Filistinlilerin unuttuğu ya da hatırlayamadığı bir katliamı anlatıyorsunuz, öyle ki, hikâyedekiler dahi sizi umursamıyorlar. Bir Amerikalı aralarında dolaşıyor ve onlara geçmişle ilgili sorular soruyor. Bu noktada güvenilmediğini şüpheyle kendisine bakıldığını ya da bazen hiç önemsenmediğini iyi betimliyor. Filistinlilerin aktüel dertleri var, didişiyor, öfkeleniyor ve mutlak bir huzursuzlukla yaşıyorlar. "O zaman da kötüydü şimdi de kötü" derken bile günü yaşıyorlar. Herkes duvar dibine sıralanan cesetleri, cenaze törenlerini, nişancıları, bombaları, tankları iyi biliyor. Batı tarafından aldatıldığına inanan, kızgın, yaralı, ölümün eşiğinde duran insanlar hepsi. Eylemin ahlakı dendiğinde karşı tarafın gaddarlığından söz açıyorlar. Savaş hikâyesini anlatmak hep zordur, yas süreci bitmemiştir. Her iki tarafta da acılı hikayeler ve türlü gayri insani eylemler vardır. İnsanlar ne kadar haklı ve acılı olduğunu tekrarlar. Kitleler intikam hisleriyle size bakarlar ve iletişim imkansız ölçüsünde kıtlaşır…Sacco hikayelerinde de hemen hiç kimse başka bir hayatı hayal edemiyor, ölümler ve öldürülmeler rutin bir edayla anlatılıyor. İntikam konuşmaları, beddualar, mülteci kampları, kimlik kontrolleri, gece vakti atılan silahlar, pencereden uzakta oturmak, ağlayan kadınlar, kesilen kulaklar, yakarışlar normalmişcesine hayatın içinde akıyor. Sacco, birileriyle konuşurken insanların evlerde toplandığını, çay ve sigara içerek konuştuklarını, bağdaş kurarak uzun oturarak kahırlanarak lafladıklarını betimliyor. O sayfalarda gri ve siyahı, anlatılan atmosferi ve dramatik hatıraları pekiştirecek ölçüde maharetle kullanıyor. Yer sofralarını, kilimleri, terlikleri, minderleri, fincanları televizyonun yerini doğru istifliyor. Belgeselci hassasiyetini eksik etmiyor metninden.

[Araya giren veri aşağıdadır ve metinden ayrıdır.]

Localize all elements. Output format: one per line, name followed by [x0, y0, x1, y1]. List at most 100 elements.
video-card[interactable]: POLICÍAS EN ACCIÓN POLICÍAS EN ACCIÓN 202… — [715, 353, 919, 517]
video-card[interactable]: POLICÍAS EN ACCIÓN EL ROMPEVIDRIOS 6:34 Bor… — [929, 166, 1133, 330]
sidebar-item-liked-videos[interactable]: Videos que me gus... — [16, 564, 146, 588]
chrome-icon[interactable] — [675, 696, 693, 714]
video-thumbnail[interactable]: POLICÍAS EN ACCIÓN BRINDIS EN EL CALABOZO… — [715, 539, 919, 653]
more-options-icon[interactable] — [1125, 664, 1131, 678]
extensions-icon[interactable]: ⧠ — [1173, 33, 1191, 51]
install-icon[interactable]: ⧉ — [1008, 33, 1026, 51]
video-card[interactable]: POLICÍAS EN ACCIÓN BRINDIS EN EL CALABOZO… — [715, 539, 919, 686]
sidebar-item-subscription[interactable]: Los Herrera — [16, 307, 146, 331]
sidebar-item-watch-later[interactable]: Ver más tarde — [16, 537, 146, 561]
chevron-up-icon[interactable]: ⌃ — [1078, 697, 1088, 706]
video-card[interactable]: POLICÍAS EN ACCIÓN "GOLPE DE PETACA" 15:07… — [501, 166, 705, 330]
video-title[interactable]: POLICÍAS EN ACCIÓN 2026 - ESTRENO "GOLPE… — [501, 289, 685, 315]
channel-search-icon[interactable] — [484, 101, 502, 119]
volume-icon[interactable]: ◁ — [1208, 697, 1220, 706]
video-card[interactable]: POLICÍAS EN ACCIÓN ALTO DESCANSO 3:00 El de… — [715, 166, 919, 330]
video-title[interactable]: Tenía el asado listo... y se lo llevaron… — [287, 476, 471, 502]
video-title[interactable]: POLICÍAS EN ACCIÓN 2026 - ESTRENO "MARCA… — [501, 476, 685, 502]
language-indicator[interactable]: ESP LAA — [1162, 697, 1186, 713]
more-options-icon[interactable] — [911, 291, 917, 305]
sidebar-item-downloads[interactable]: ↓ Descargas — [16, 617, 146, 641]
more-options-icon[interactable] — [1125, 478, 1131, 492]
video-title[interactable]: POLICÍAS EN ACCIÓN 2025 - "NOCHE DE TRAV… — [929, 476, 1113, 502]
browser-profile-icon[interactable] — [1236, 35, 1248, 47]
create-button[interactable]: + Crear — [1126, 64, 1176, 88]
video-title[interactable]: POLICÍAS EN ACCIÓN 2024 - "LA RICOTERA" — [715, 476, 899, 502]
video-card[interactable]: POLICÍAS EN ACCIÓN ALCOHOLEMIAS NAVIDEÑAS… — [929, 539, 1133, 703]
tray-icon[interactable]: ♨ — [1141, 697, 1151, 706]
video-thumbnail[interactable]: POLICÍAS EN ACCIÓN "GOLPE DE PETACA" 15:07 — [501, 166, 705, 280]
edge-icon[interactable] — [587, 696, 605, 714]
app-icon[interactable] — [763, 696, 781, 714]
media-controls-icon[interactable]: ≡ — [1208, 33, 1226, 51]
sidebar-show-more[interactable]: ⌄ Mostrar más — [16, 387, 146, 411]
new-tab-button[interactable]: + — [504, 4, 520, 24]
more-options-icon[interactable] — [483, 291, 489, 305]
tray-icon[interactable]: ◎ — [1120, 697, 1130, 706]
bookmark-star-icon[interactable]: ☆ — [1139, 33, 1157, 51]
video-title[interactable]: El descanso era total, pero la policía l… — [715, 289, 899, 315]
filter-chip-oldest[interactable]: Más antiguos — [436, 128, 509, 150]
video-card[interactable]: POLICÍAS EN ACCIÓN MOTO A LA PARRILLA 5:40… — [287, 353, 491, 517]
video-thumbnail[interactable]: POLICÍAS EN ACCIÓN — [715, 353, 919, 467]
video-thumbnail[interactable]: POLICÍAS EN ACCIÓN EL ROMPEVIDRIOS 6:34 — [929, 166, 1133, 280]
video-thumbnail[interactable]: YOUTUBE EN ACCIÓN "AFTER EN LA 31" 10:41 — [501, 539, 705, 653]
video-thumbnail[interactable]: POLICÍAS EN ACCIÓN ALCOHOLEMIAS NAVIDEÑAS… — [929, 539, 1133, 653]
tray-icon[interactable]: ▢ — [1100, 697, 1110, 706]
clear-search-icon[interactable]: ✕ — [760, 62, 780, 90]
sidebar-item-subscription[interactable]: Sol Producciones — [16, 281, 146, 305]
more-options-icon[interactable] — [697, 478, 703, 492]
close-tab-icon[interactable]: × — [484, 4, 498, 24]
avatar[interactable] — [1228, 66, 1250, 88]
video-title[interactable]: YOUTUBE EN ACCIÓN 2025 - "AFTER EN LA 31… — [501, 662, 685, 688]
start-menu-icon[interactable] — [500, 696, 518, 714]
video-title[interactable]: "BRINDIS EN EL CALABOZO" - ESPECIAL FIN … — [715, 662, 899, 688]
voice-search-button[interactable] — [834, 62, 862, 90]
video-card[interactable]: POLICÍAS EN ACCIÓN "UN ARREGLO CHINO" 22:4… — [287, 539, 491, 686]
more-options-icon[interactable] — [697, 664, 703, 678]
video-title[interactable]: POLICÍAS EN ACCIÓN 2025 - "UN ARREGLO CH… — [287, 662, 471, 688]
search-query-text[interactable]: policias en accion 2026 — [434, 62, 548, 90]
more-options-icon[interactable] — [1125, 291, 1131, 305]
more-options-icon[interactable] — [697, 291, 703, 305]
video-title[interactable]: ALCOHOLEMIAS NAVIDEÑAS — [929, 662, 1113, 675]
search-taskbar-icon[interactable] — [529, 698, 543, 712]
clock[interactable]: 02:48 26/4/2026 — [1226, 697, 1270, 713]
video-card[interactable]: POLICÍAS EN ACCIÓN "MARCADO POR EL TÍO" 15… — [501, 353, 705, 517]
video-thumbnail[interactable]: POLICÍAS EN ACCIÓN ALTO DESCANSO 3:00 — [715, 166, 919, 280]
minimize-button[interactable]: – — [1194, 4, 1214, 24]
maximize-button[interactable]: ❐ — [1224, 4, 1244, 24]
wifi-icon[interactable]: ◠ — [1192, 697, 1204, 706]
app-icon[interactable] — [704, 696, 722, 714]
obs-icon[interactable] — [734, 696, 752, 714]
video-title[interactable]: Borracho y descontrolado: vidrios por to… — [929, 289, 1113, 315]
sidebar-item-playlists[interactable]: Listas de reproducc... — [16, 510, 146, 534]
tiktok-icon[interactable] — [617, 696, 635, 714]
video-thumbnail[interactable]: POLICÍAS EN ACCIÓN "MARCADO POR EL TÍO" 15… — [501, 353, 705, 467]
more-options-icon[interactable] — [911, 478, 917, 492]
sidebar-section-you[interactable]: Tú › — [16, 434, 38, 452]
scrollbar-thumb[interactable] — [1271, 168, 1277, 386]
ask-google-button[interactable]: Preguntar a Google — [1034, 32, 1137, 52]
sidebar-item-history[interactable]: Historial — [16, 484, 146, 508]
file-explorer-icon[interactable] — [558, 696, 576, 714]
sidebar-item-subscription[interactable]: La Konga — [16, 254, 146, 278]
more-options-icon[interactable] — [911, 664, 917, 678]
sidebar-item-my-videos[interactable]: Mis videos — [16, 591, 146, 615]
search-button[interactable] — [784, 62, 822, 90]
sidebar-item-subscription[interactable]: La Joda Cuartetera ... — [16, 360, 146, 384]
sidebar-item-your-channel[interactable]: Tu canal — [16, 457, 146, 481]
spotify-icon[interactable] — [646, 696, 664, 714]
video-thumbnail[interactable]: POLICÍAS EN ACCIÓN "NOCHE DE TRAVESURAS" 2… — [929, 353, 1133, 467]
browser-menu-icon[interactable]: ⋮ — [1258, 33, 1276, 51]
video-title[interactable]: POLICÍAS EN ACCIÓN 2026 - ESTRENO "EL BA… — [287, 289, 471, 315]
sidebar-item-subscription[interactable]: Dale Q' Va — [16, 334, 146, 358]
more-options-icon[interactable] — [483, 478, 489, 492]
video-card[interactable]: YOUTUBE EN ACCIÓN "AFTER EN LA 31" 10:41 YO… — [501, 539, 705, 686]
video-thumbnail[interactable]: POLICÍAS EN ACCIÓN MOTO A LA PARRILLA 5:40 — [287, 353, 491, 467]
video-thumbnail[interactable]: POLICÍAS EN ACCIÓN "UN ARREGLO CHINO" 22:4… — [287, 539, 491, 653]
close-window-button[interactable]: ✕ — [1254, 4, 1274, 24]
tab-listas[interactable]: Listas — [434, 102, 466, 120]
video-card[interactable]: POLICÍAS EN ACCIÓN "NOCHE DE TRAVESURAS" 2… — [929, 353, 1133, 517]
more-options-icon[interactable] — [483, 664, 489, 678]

Sacco, asıl hikayesinin epeyce etrafında dolaşmayı tercih etmiş, hatta o hikayeyi farklı biçimlerde yeniden ve yeniden kurmuş. Hafıza ve hakikat meselesini bilerek öne çıkarmış ama asıl hikayenin sarsıcı yönü ne yapılsa eksilmiyor. İsrail askerlerinin yetişkin erkekleri meydanda, bir okul bahçesinde toplayarak yaşattıkları ölümcül şiddet insanın içini sızlatıyor. Korkunç olan şu, acı ve korku hiç azalmış değil bugün. O günleri anlatanlar aralıklarla gözyaşı dökseler de onları dinleyen, bugünü yaşayan Filistinliler kemikleşmişler, dram için ayıracak vakitleri yok, intikam diyorlar, nasıl kazanırız, nasıl canlarını yakarız? Ne desek az, Gazze siyaha boyalı bir ev.